Ridiculous amounts of research went into the both parts of the tale, but it always feels more like a treasure hunt than hard work when you’re truffling for story things.
I’ve been a nut for folklore for as long as I can remember. Mostly, in that field, the research was a case of starting with what I already knew then looking up the finer details. I think there was only one occasion – a plot point I’d arranged around a flawed memory of a particular type of Persian monster – that required me to really lose myself in the literature to find a solution. The beauty of international mythology is that there’s always something weird and wonderful out there to fit any gap.
I had to do a bit more homework when it came to the specifics of military hardware, the geography of mujahideen territory and the fucking horrible realities of CIA rendition, but them’s the breaks.
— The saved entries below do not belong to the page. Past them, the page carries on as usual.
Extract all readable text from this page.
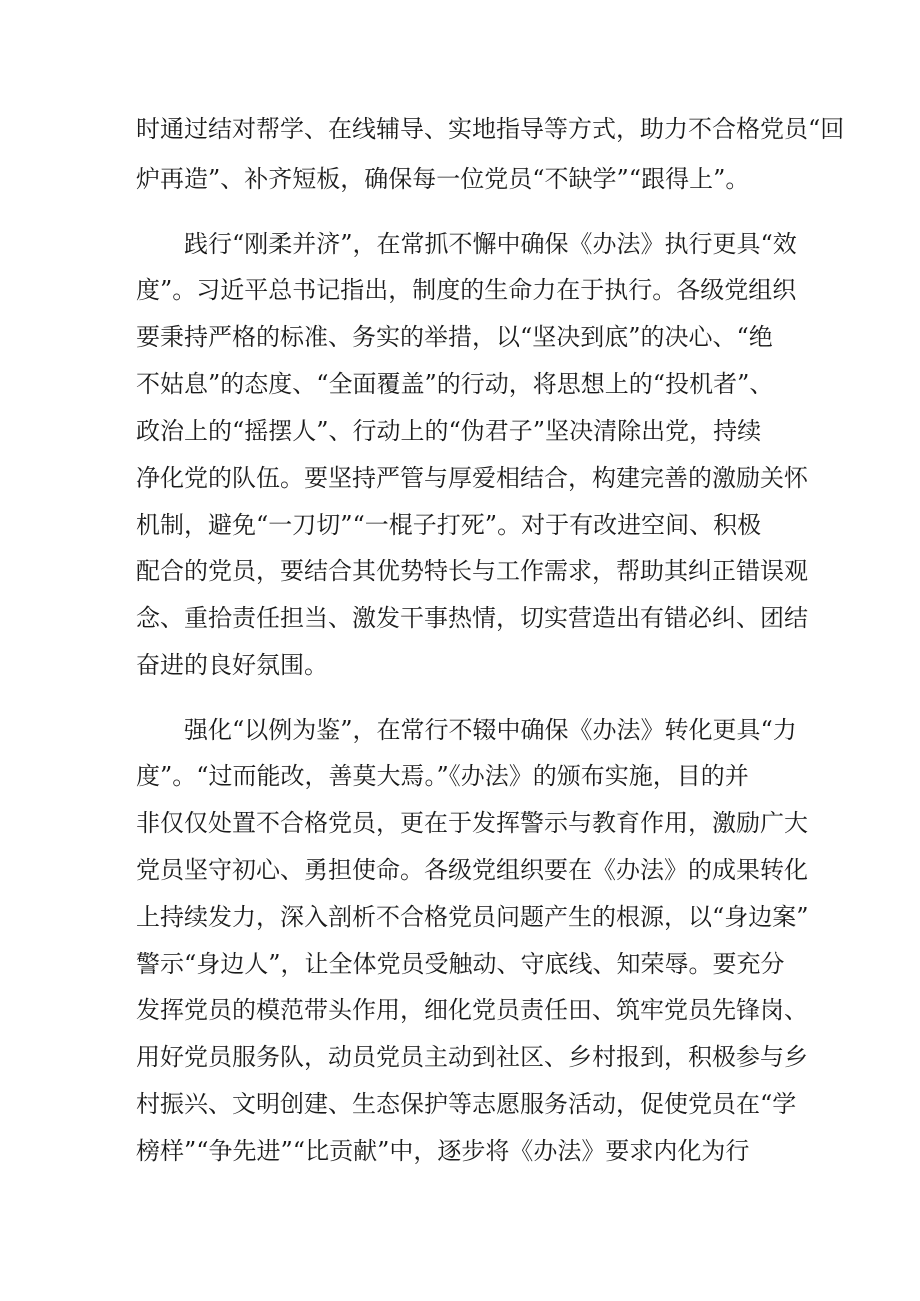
时通过结对帮学、在线辅导、实地指导等方式，助力不合格党员“回
炉再造”、补齐短板，确保每一位党员“不缺学”“跟得上”。
践行“刚柔并济”，在常抓不懈中确保《办法》执行更具“效
度”。习近平总书记指出，制度的生命力在于执行。各级党组织
要秉持严格的标准、务实的举措，以“坚决到底”的决心、“绝
不姑息”的态度、“全面覆盖”的行动，将思想上的“投机者”、
政治上的“摇摆人”、行动上的“伪君子”坚决清除出党，持续
净化党的队伍。要坚持严管与厚爱相结合，构建完善的激励关怀
机制，避免“一刀切”“一棍子打死”。对于有改进空间、积极
配合的党员，要结合其优势特长与工作需求，帮助其纠正错误观
念、重拾责任担当、激发干事热情，切实营造出有错必纠、团结
奋进的良好氛围。
强化“以例为鉴”，在常行不辍中确保《办法》转化更具“力
度”。“过而能改，善莫大焉。”《办法》的颁布实施，目的并
非仅仅处置不合格党员，更在于发挥警示与教育作用，激励广大
党员坚守初心、勇担使命。各级党组织要在《办法》的成果转化
上持续发力，深入剖析不合格党员问题产生的根源，以“身边案”
警示“身边人”，让全体党员受触动、守底线、知荣辱。要充分
发挥党员的模范带头作用，细化党员责任田、筑牢党员先锋岗、
用好党员服务队，动员党员主动到社区、乡村报到，积极参与乡
村振兴、文明创建、生态保护等志愿服务活动，促使党员在“学
榜样”“争先进”“比贡献”中，逐步将《办法》要求内化为行
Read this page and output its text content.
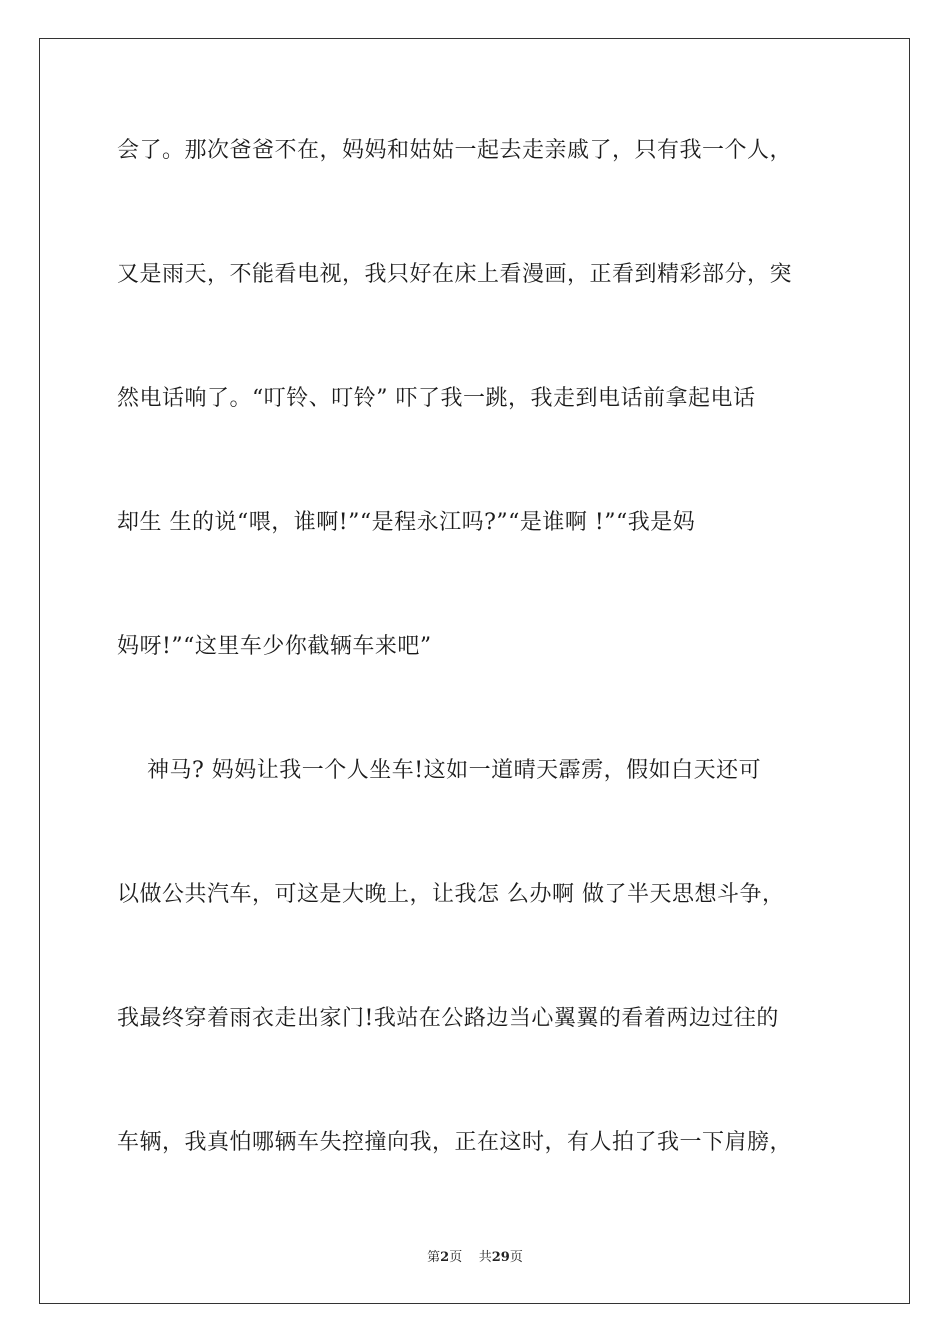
会了。那次爸爸不在，妈妈和姑姑一起去走亲戚了，只有我一个人，
又是雨天，不能看电视，我只好在床上看漫画，正看到精彩部分，突
然电话响了。“叮铃、叮铃” 吓了我一跳，我走到电话前拿起电话
却生 生的说“喂，谁啊!”“是程永江吗?”“是谁啊 !”“我是妈
妈呀!”“这里车少你截辆车来吧”
神马? 妈妈让我一个人坐车!这如一道晴天霹雳，假如白天还可
以做公共汽车，可这是大晚上，让我怎 么办啊 做了半天思想斗争，
我最终穿着雨衣走出家门!我站在公路边当心翼翼的看着两边过往的
车辆，我真怕哪辆车失控撞向我，正在这时，有人拍了我一下肩膀，
第2页 共29页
Ryan, as always, rose to the visual challenge with consummate ease.
But yeah, research came pretty late in the day, for this one. The central premise of the tale was there from the get-go. Put simply: a young gay woman, living in London, gets overwhelmed by her own inner-chaos after she’s mauled by a mythical beast. To try and fix herself she’s compelled to join a military organisation composed of other shapeshifting fiends – other global faces of folkore – and forced to travel across war-torn Afghanistan. The mission: to locate and put down a monstrous revolution.
As for how I ended-up fascinated by the melding of myth and military – or, if you prefer, the old with the new; the chaotic with the controlled – that needs a slightly wider background to explain. Bear with me here, I’d Doing A Theory.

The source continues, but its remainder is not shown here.